Sesampainya disana, aku langsung berkeliling disekitar tempat tersebut sambil membawa harapan besar yang sesungguhnya masih sangat abstrak. Dan setelah kesana-kemari aku baru sadar ternyata tempat tersebut adalah sebuah taman. Taman itu terletak diatas dari tempat kemarin aku berteduh. Indah sekali. Karena bisa-bisanya ada taman seelok itu ditempat seperti ini.
Setelah cukup lelah berjalan, langkahku terhenti disebuah pohon besar. Aku terduduk mengistirahatkan tubuh yang penat ini. Cukup lama aku terduduk dan ternyata hal yang aku tunggu-tunggu tidak datang juga. Aku jadi sangat kecewa dibuatnya. Akupun berencana untuk pulang dan melupakan saja mimpi itu. Tapi baru saja aku berdiri, tanpa pesan sebelumnya, hujan datang. Akupun mengurungkan niatku untuk pulang.
Hujan terus berderai semakin deras, aku masih terdiam. Lalu mataku tertuju pada satu sudut dimana aku melihat seseorang dengan menutupi wajahnya berlari karena kehujanan dan mencari tempat berteduh. Lalu berlarilah dia ke arahku. Aku begitu terkejut karena ternyata dialah yang aku tunggu-tunggu. Dialah orang yang aku lihat kemarin. Itulah kamu. Sepertinya ini memang jalan Tuhan mempertemukan kita lagi lewat perantaraan hujan.
Perasaan berkecamuk dalam pikiranku. Bingung, tak tahu harus melakukan apa, namun ada perasaan bahagia yang tak terkira disini. Aku berpikir bahwa ini adalah saat yang ditunggu-tunggu, bodoh sekali kalau aku biarkan ini berlalu begitu saja. Akupun mulai mendekati dan menyapanya. Dia hanya tersenyum tanpa berkata karena kedinginan, tanpa pikir panjang kulepaskan jaketku dan kupakaikan padanya. Dan dari sanalah kami mulai saling mengenal.
Sejak saat itu, kami menjadi semakin dekat. Intesitas pertemuan kami menjadi semakin sering. Kami jadi lebih saling mengenal, cerita ini, cerita itu. Hujanpun selalu menjadi alasan kenapa kami selalu bertemu tanpa disengaja. Kami menjadi sangat terbiasa berteduh dibawah pohon ditaman itu. Hingga kami menamai taman tersebut dengan taman hujan. Taman itu memang indah. Terlebih lagi saat hujan. Karena taman ini kami bertemu dan ditaman ini pulalah kami mulai merangkai hari bersama.

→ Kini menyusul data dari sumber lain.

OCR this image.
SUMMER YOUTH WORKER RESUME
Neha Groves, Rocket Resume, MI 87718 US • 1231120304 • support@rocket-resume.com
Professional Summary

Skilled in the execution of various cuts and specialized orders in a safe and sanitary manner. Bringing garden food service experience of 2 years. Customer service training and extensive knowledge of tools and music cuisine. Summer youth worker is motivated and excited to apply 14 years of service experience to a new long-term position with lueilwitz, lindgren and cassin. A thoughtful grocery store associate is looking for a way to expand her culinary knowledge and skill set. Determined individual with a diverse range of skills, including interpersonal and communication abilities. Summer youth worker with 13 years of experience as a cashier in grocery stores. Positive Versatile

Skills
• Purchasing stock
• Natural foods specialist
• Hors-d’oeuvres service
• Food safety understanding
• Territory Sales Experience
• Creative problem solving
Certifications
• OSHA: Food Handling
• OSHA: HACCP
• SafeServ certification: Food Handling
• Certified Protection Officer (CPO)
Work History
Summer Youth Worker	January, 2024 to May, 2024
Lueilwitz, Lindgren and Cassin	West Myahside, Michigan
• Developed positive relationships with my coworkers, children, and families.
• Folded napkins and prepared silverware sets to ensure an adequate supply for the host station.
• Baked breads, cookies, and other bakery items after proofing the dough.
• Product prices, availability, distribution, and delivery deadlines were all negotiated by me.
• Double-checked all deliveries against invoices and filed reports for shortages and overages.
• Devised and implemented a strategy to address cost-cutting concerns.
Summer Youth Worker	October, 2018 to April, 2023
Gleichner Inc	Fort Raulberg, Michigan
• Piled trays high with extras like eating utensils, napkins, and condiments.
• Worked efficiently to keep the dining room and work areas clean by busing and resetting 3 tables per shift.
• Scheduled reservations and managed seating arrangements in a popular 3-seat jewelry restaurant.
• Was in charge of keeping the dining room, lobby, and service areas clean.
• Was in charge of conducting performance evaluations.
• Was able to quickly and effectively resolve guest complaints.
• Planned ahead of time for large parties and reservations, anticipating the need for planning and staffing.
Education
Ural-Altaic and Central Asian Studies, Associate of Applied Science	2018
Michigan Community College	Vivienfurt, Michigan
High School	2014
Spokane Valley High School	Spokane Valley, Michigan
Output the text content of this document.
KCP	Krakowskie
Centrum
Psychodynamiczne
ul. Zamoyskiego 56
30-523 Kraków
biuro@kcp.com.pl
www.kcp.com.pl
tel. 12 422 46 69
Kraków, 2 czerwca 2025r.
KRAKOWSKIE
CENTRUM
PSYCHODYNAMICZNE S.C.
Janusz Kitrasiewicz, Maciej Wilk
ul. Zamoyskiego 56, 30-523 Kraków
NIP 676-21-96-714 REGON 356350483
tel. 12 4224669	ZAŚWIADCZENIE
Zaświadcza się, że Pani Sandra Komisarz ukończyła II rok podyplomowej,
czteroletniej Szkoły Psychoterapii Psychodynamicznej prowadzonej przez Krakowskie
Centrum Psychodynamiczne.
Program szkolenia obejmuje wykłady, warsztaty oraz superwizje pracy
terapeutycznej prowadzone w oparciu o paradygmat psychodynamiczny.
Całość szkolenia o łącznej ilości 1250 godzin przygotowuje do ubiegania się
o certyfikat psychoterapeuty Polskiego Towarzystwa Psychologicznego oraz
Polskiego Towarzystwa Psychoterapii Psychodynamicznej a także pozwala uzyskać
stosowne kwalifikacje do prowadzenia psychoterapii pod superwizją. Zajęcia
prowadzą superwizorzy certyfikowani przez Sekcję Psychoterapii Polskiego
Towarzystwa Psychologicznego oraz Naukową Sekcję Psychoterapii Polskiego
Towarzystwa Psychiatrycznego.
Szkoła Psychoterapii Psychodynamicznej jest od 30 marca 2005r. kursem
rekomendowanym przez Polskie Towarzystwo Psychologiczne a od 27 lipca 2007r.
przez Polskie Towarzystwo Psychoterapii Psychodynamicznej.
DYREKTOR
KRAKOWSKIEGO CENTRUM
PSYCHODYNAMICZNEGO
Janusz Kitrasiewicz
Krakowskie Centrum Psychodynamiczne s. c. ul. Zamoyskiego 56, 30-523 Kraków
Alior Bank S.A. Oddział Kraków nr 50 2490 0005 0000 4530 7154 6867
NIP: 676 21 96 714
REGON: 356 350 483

Semua itu terjadi begitu singkat tapi waktu-waktu yang telah dilalui, membuat dia jadi sangat berarti bagiku, membuat cerita ini tak lagi sama seperti waktu yang sudah-sudah. Karena dia sungguh indah bagiku. Sosoknya berbeda dengan hawa-hawa lain yang pernah aku temui sebelumnya dalam hidupku. Aku ingin selalu berada disampingnya, menjaganya, melindunginya dari semua hal yang bisa mengusik ketentraman hidupnya. Karenanyalah hidupku kembali berwarna. Karenanyalah aku mengerti arti kata sempurna. Karenanyalah aku semakin mensyukuri hidup.
***
Di sabtu pagi yang begitu istimewa, hujan turun. Tapi justru itu menyenangkan bagiku. Karena kalau hujan turun berarti alam mengizinkan kami untuk bersama. Ya, hari itu memang hari dimana kami berdua berencana untuk menghabiskan waktu bersama. Tanpa beban aku mulai melangkah, karena hujan akupun memakai payung untuk dapat kesana. Akupun tiba disana, ditaman hujan, taman bersejarah dan sarat akan makna. Berdiri dibawah pohon tempat biasa kami bertemu. Beberapa saat berselang, yang dinantipun tiba. Aku kembali terperanjat tak berdaya melihatnya berdiri dihadapanku, laksana bidadari turun dari surga berlindung dibawah payungnya yang anggun. Menghentikan semua butiran-butiran hujan yang jatuh, menyejukkan alam yang terdiam karena kehadirannya. Desir angin membelai rambutnya yang seakan menari mengartikan kedatangannya. Dia sungguh cantik hari ini. Dan...??? Ya, dan tak pernah secantik.., secantik hari ini. 
“Hai! Udah lama nunggu?”, sapanya.
“Nggak! Baru koq”, jawabku. “Udah siap?”, tanyaku.
Dia hanya tersenyum tersipu. Kubalas pula dengan senyuman. Lalu dia mengahampiriku lebih dekat. Dan beberapa detik kemudian.
 “Oh iya, sebelum kita berangkat, bagaimana kalau kita ukir nama kita dipohon ini?”, tanyanya.
“Boleh. Boleh banget. Lagian pohon inikan punya cerita buat kita”, jawabku.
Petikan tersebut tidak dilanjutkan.